La scelta sostenibile di Trans Italia: semirimorchi rigenerati per abbattere la carbon footprint

In un’epoca segnata, oggi diremmo tragicamente, dal più sfrenato consumismo dove ogni oggetto, al primo segnale d’usura viene gettata per essere rimpiazzata da un altro, Trans Italia da tempo ha scelto di dire basta. Interrompere la catena dell’usa e getta è forse una delle più grandi sfide dell’Uomo di questo secolo, cercando di riparare e recuperare (secondo i concetti delle tre R, Riduci, Riutilizza e Ricicla) per cercare quanto meno di abbattere emissioni, produzione di rifiuti e quindi danneggiare l’ambiente e la salute dell’ecosistema della Terra. Iniziamo dal ridurre la nostra carbon footprint.

Cos’è la carbon footprint?

La carbon footprint (letteralmente, “impronta di carbonio”) è il parametro che, meglio di qualunque altra variabile, permette di determinare gli impatti ambientali che le attività di origine antropica hanno sul climate change e, quindi, sul surriscaldamento del pianeta.
Il dato permette infatti di stimare le emissioni in atmosfera di gas serra causate da un prodotto, da un servizio, da un’organizzazione, da un evento o da un individuo, espresse generalmente in tonnellate di  CO2 equivalente (ovvero prendendo come riferimento per tutti i gas serra l’effetto associato al principale di essi, il biossido di carbonio o anidride carbonica, calcolato pari ad 1), calcolate lungo l’intero ciclo di vita del sistema in analisi.

Salvaguardare il Pianeta partendo dalle piccole cose: rigenerare è la scelta di Trans Italia

Quando parliamo di “salvare il Pianeta” non vogliamo esagerare. La sostenibilità, quel parametro che ci permette di creare sviluppo e valore economico e allo stesso tempo non danneggiare ambiente e persone, rappresenta da sempre il filo conduttore delle azioni di business di Trans Italia.

E veniamo alla scelta. Al fine di ridurre la propria carbon footprint, l’azienda campana, leader in Europa nel settore intermodale dei trasporti, ha coniugato la scelta di trattori di ultima generazione – alimentati anche con biocarburanti – il che garantisce la miglior resa possibile in termini di emissioni secondo l’attuale stato dell’arte in campo motoristico – alle operazioni di rigenerazione dei semirimorchi di proprietà, anziché acquistarne di nuovi.

 

Quali sono i risultati di tale scelta compiuta da Trans Italia?

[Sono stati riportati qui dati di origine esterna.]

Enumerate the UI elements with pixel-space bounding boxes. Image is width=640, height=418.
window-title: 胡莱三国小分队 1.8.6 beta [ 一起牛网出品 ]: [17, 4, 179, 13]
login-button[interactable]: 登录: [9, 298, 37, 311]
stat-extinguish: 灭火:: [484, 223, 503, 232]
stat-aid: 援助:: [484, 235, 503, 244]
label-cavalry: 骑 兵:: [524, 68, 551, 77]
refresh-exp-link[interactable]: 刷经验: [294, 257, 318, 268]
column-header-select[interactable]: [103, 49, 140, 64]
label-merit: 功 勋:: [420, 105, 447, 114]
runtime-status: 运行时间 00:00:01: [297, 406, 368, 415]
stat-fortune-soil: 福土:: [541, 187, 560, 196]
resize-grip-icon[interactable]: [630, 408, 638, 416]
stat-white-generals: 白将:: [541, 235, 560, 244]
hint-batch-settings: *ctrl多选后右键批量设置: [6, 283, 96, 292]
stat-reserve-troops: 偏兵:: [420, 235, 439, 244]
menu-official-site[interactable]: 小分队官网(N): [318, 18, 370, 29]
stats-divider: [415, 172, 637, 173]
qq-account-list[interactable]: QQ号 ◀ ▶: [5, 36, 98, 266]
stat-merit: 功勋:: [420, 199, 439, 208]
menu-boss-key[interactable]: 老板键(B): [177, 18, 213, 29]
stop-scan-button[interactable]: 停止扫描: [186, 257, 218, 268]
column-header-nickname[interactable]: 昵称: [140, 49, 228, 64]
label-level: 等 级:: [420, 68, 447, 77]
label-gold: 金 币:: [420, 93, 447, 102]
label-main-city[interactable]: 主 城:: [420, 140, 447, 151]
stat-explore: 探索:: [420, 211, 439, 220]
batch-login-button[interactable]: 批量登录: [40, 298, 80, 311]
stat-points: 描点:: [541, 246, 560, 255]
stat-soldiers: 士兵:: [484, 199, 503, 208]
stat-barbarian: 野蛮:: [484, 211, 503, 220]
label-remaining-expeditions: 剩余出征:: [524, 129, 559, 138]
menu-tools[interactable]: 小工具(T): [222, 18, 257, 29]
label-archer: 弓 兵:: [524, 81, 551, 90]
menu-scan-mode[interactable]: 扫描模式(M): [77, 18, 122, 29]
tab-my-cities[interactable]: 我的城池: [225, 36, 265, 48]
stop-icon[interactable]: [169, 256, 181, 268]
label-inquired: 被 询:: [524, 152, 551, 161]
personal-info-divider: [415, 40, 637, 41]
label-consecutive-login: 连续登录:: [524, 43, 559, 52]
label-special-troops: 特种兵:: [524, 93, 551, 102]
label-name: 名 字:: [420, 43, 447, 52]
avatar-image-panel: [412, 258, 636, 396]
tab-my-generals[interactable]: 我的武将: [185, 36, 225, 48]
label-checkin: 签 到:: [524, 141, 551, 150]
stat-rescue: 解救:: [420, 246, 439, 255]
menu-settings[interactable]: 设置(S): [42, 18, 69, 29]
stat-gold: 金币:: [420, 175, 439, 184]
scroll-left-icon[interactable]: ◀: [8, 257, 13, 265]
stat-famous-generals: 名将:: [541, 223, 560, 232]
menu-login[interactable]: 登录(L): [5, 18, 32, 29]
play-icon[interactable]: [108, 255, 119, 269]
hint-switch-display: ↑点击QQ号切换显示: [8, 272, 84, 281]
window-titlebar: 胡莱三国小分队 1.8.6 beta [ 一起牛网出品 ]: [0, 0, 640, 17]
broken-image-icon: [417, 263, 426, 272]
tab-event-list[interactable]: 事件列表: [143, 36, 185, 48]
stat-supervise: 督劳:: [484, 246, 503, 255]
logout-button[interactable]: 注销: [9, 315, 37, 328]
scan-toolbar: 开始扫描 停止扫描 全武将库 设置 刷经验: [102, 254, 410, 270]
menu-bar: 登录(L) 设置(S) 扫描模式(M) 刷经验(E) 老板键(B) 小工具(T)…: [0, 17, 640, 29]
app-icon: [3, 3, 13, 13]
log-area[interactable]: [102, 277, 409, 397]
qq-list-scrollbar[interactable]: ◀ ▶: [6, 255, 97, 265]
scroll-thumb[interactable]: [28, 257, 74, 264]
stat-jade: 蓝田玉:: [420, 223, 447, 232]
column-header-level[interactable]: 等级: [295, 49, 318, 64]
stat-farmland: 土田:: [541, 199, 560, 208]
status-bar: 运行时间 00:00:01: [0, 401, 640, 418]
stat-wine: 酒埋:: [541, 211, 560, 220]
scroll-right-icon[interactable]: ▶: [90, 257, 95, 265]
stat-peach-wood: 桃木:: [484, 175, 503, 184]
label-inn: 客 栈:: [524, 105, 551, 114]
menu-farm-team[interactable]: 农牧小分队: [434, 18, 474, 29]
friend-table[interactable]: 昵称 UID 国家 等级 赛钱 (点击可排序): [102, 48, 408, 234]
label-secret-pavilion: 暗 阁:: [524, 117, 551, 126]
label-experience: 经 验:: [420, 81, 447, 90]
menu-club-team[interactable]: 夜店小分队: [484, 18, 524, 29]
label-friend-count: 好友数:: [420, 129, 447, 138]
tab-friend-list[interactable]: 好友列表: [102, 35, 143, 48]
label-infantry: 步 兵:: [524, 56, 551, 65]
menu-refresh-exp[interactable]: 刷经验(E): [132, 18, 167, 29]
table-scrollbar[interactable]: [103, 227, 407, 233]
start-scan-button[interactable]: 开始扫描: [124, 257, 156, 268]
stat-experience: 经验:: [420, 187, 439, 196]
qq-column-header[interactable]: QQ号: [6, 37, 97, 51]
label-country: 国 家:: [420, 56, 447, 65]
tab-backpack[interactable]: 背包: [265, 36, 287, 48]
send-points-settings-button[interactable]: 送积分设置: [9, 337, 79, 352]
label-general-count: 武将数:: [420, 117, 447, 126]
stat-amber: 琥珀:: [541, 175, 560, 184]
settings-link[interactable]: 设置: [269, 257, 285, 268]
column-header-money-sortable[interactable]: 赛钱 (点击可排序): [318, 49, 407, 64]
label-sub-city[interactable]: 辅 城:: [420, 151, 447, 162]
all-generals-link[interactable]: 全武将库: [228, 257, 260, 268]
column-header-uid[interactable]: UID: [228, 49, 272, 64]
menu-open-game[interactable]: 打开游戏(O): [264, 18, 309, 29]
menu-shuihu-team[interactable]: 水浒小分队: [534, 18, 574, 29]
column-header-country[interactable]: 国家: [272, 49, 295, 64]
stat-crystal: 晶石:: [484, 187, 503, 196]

Nello specifico, il gruppo salernitano – lo scorso anno così come quest’anno – metterà a nuovo 150 trailer sia in officine interne che esterne convenzionate. La rigenerazione consiste nella sostituzione dei componenti maggiormente sottoposti ad usura come dischi e pastiglie dei freni, brake chamber, ammortizzatori, mozzi e cuscinetti, centina e teli, diapress (sospensioni) ed eventualmente tavole in legno ed impianto elettrico. Considerato che la produzione di un semirimorchio nuovo causa l’emissione in atmosfera di circa 18,6 tonnellate di CO2, mentre le operazioni di rigenerazione ne emettono circa 2,7 tonnellate, evitando l’acquisto di 150 unità nuove di fabbrica all’anno, si risparmiano circa 2400 tonnellate di CO2.

Ora, immaginiamo solo per un momento, che tutte le aziende proponessero un modello simile. Pensiamo al cambio di mentalità epocale, che si misura anche in questi gesti relativamente piccoli. Saremmo ancora qui a parlare di emergenza climatica?